Here are five proven commercial collection strategies to accelerate cash flow.
Know Where You Stand
The only way to improve on a measurement of company financials is to know the current status. To create a cash flow projection, business owners must look at current, monthly and yearly payables and revenue. Is there a time of year where expenses are higher or cash flow is harder to come by? Is there a prepared a budget to help prioritize spending? Are there purchases or new hires that will require more cash flow than expected? What is slowing down client payments or costing more money? When evaluating cash flow challenges, you may find that clients payments are consistently late. Let's look into the differences between clients not paying on time and payments that need to be collected sooner.
Late payments may be related to the receipt of invoices. Is the accounts receivable department invoicing on a regular basis? If expenses are occurring before receipt of payment, perhaps the invoices need to be sent more often. For instance, instead of billing monthly, the invoices could be sent every two weeks. For larger projects, the client could be invoiced for the first half of the project and then invoiced for the rest after the project is done. Consider sending invoices immediately, at the same time each month or when expenses need to be paid and your business needs the cash.
Review Payment Terms
If your accounts receivable department is sending invoices regularly, cash flow troubles may be related to the due dates. A "Net 30" due date means that the invoice should be paid within 30 days. Your client, however, may read that as "payment isn't due for 30 days". Depending on the industry, some accounts payable departments schedule payments on certain days of the month. Clients can be motivated to pay before payment is due with a "2/10/30" policy. This policy gives a 2 percent discount if payment is made within 10 days of an otherwise Net 30 due date. Payment terms should be negotiated at the beginning of the contract period so both parties know what to expect.
Offer Many Ways to Pay
Even if invoices have "due upon receipt", unless there's a way for clients to pay immediately, the payment will go past due waiting for a check to arrive in the mail. Fortunately, many accounting software packages, such as Quickbooks, allow payments on invoices through credit cards or bank transfers (ACH). There are also technological trends for B2B payments including virtual credit cards, self-service portals and mobile wallets.
Another reason clients pay late is because they are unsure who to pay, what to pay, when to pay, how to pay or where to send payments. The accounts receivable department must ensure invoices are clear, descriptive and easy to understand.

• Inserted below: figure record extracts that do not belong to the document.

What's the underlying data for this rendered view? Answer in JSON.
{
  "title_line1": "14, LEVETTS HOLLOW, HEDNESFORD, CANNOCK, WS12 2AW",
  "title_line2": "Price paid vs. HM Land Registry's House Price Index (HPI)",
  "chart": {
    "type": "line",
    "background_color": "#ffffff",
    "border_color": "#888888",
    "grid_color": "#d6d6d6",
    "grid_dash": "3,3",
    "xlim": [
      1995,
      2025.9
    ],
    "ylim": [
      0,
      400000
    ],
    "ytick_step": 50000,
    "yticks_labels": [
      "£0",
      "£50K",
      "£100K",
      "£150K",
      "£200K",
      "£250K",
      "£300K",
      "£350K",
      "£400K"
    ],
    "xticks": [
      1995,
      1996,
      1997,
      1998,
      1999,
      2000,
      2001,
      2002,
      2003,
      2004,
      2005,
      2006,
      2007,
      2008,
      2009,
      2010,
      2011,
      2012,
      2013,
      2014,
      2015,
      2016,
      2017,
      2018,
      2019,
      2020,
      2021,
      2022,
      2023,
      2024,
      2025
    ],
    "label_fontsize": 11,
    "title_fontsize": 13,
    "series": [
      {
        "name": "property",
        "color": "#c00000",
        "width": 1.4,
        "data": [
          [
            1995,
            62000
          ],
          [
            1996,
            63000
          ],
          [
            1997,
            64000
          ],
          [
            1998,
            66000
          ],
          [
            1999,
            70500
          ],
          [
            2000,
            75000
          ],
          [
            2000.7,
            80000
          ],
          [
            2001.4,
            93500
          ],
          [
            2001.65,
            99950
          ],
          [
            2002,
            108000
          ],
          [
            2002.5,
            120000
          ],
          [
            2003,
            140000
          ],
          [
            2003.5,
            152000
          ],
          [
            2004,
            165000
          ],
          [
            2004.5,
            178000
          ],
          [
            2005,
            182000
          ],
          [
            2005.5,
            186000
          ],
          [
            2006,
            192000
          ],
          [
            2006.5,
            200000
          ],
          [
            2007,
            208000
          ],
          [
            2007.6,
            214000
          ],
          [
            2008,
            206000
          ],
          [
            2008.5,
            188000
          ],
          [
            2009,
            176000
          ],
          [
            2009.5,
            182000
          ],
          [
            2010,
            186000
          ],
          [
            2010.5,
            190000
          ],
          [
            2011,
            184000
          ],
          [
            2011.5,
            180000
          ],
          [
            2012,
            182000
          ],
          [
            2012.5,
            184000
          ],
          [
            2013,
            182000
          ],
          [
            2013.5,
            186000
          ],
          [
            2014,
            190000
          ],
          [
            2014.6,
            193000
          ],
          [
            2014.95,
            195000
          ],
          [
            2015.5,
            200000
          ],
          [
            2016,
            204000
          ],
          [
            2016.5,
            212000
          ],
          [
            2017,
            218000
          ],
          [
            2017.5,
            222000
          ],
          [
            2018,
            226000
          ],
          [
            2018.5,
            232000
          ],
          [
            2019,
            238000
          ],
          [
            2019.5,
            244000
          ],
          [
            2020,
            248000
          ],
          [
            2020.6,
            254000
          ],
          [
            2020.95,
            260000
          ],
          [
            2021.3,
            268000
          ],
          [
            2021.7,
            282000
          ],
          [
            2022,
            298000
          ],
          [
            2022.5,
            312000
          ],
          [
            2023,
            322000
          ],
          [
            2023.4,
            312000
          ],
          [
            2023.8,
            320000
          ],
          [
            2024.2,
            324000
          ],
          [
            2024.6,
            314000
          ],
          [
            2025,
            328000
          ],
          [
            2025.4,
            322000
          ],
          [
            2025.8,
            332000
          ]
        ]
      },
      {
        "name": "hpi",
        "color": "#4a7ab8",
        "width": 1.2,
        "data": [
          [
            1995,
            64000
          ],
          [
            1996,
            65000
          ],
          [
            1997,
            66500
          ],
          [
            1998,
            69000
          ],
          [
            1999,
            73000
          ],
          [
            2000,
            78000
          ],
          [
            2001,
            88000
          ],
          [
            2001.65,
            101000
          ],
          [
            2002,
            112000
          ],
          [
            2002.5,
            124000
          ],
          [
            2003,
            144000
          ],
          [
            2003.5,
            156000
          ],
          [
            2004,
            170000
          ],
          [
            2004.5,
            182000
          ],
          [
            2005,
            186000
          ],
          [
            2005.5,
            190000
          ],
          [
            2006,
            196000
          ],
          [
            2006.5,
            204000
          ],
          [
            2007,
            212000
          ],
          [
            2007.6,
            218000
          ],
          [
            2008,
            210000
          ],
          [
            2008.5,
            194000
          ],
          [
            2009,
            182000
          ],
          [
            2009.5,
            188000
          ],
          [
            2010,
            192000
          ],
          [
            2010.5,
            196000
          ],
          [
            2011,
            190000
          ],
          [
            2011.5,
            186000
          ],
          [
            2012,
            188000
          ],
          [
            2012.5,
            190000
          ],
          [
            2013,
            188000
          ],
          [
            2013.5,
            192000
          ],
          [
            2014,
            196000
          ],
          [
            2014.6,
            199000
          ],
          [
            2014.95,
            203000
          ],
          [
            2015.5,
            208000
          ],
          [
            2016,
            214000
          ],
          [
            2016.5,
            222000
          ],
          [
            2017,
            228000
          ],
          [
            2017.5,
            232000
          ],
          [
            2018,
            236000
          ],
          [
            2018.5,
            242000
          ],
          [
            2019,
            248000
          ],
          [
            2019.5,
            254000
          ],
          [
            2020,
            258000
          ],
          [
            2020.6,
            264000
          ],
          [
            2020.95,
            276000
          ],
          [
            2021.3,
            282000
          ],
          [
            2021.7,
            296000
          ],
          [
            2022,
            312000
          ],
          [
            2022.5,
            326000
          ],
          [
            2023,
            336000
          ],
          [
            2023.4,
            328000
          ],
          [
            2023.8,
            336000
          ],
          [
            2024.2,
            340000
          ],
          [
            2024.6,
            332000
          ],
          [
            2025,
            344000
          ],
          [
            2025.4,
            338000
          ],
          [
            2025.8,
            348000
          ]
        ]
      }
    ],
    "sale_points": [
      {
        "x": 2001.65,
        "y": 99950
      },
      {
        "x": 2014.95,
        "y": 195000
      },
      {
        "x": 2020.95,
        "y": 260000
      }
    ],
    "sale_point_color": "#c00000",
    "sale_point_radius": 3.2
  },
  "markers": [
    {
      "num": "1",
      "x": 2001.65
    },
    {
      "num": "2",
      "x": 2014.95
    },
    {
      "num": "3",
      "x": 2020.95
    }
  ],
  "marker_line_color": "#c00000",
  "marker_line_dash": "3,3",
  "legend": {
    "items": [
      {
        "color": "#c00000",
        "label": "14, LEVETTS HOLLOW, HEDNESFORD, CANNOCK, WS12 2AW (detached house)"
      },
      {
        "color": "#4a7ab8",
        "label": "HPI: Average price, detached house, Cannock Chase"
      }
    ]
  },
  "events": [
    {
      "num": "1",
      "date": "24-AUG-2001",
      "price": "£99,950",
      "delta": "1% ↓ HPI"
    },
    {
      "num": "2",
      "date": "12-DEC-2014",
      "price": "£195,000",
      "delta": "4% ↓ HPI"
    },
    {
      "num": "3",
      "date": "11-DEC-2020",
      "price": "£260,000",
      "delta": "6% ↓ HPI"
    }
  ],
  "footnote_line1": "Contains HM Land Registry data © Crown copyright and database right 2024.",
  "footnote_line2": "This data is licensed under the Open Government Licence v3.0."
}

If the accounts receivable department is in regular communication with your client's accounts payable department, there should be few questions as to when an invoice is paid. Payment terms and expectations should be set at the beginning of the contract, as well as collections procedures for late payments. A collections policy will clearly state consequences for late payments including:
- When a follow-up reminder will be sent after payment is due
- How often first party collections will contact the client
- When the account will be sent to a collections agency or legal action is pursued
Within the signed contract, it should be noted that work will cease if payment isn't received. Thorough communication, during the sales process and after, will help to ensure payments are received and cash flow is in abundance.
Accelerating cash flow through collections strategies can help set your business on course for success. Beyond the inflows, also take a look at payables and expenses that may be hindering optimal cash flow. Work towards operations above the business' break even point. Communicate with clients and vendors to ensure the business is getting paid and balancing expenses well.